Lima : Foto Tak Asing

496 71 1
                                    

| Chapter 5 |

"Gue masih bingung, kenapa kemarin si Caya bilang ada setan di kamarnya?"

"Hmm ... mungkin aja emang beneran ada setan?"

"Tapi, orangnya bilang kalau dia nemunya kecoak, bukan setan."

"Kalau gue hitung, kalian udah ngebahas ini lebih dari lima kali lho." Caya menyilangkan tangan di depan dada. Menatap Gean dan Mala yang duduk santai di pinggir lapangan dengan botol minuman di tangan masing-masing.

Gean memberikan cengiran lebar. Lalu, menepuk ruang kosong di sampingnya. "Orangnya udah nongol nih, mending kita interogasi lagi."

Malas-malasan, Caya ikut duduk bersama dua makhluk itu. Matanya menatap lurus ke depan, di mana teman-teman sekelasnya yang lain sedang bertanding basket.

Pikirannya melayang pada kejadian kemarin sore. Remaja laki-laki yang memiliki wajah seperti Gean, suara ledakan, teriakkan, tembakan, semuanya bergaung di kepalanya saat ini. Seolah-olah sudah tertanam dan tidak bisa dihilangkan.

"Bengong mulu!" Mala menepuk bahu Caya dari belakang. Tentunya dengan agak mencondongkan tubuhnya ke samping.

Caya mendengus. Punggungnya terasa berdenyut hanya karena tepukan dari Mala. "Gue nggak bengong," sangkalnya.

"Tapi ngelamun," sahut satu-satunya sosok laki-laki di antara mereka. "Betul 'kan gue?"

"Terserah."

Perhatian mereka sejenak teralihkan pada sesuatu yang sedang terjadi di tengah lapangan. Satu sosok perempuan yang memakai setelan olahraga sedang mengangkat sebuah pot tanaman yang terbuat dari plastik ke arah seorang laki-laki bersetelan sama.

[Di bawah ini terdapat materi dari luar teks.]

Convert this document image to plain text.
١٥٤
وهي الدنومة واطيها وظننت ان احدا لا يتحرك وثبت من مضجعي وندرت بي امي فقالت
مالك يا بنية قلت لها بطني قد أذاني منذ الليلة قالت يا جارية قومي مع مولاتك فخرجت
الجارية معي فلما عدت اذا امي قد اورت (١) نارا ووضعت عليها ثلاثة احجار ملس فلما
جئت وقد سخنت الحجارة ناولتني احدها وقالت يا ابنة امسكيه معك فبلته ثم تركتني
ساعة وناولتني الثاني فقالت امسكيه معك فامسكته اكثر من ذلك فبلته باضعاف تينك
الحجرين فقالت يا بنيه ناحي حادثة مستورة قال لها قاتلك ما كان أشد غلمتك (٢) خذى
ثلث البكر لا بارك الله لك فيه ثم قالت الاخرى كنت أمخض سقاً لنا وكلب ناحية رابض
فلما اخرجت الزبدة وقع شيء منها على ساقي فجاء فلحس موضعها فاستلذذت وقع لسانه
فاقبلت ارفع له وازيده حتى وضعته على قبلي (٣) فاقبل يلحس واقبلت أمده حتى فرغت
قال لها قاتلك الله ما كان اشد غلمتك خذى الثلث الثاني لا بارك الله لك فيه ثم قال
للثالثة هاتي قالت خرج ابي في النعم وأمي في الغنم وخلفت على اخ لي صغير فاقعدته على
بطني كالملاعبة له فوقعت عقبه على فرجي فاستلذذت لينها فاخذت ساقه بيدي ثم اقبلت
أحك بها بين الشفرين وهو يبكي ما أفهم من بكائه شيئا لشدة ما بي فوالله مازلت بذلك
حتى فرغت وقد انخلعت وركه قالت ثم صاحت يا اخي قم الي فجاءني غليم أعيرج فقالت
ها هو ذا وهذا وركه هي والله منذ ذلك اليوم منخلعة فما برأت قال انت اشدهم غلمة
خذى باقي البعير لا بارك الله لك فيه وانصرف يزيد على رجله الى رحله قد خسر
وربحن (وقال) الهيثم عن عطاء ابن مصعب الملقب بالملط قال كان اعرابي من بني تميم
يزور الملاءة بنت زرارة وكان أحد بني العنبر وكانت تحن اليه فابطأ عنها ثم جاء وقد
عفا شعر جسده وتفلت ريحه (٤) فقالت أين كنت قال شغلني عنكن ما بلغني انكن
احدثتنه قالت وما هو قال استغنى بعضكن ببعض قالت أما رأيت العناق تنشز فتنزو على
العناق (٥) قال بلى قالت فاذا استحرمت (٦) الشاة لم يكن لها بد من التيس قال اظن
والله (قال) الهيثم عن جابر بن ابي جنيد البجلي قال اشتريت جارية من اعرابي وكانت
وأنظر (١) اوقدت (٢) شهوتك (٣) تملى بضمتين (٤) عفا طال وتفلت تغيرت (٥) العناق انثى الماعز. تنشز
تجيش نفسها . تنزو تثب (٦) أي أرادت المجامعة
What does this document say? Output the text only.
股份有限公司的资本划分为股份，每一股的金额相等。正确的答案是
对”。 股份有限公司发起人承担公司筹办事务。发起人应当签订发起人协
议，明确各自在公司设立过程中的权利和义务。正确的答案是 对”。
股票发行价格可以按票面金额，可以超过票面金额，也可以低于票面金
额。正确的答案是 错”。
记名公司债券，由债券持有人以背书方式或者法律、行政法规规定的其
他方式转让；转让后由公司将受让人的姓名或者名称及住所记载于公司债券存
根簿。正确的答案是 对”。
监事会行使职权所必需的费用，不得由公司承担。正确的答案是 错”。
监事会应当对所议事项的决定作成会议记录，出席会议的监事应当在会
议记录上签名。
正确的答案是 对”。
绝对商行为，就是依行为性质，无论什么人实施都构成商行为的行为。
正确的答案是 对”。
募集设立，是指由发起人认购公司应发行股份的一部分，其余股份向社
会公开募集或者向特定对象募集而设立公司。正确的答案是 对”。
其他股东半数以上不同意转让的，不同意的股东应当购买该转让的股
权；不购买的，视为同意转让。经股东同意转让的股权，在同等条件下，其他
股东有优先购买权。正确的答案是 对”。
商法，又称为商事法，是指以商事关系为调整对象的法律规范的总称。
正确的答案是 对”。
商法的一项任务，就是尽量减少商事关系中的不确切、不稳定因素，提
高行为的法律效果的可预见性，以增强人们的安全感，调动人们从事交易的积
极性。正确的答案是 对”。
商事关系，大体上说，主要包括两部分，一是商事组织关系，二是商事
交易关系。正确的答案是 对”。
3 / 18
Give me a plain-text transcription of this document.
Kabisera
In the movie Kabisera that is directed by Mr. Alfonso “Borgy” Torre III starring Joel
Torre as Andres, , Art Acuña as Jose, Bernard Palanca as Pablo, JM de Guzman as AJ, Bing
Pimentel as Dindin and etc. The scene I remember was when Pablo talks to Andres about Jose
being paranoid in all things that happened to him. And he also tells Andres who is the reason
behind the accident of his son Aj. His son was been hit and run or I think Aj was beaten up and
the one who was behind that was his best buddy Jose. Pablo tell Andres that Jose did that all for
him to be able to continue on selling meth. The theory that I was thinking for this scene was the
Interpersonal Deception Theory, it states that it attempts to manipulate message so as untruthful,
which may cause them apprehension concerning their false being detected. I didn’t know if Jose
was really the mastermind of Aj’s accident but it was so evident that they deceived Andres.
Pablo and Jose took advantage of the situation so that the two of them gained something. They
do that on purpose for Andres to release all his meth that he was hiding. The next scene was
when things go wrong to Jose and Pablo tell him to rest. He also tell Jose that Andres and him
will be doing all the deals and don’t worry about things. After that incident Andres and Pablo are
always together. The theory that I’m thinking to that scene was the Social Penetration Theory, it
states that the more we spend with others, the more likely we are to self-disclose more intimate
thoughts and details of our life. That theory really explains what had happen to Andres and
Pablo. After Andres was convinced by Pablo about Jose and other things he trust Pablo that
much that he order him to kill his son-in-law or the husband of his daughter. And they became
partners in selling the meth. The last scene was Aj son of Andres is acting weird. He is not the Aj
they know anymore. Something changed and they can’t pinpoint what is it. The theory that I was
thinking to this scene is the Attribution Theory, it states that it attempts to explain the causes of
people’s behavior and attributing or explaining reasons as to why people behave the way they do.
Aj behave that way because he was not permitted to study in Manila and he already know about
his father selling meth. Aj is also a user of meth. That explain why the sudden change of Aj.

Gadis itu tampak sangat murka. Wajahnya memerah. Erangan kesal keluar dari mulutnya yang tertutup rapat.

"Si Mona kenapa?" tanya Gean, menyenggol dua gadis yang duduk menghimpitnya. "Adrian sampai dikejar-kejar gitu anjir. Serem."

"WOI, ADRIAN, SINI LO! GANTIIN DUIT GUE YANG TADI LO ROBEKIN!!"

"GUE NGGAK SENGAJA, NA! SUMPAH! SUER! DUARIUS!"

Bibir Caya mengulum. Ia merasa terhibur dengan apa yang sedang dilakukan teman-temannya itu. Apalagi saat melihat Adrian tersungkur mencium lapangan, tawanya tidak bisa dibendung lagi.

Namun, semuanya tidak berlangsung lama. Pemandangan indah yang sebelumnya tertangkap oleh indra penglihatan Caya, kini berubah menjadi pemandangan paling menyeramkan yang pernah dilihatnya.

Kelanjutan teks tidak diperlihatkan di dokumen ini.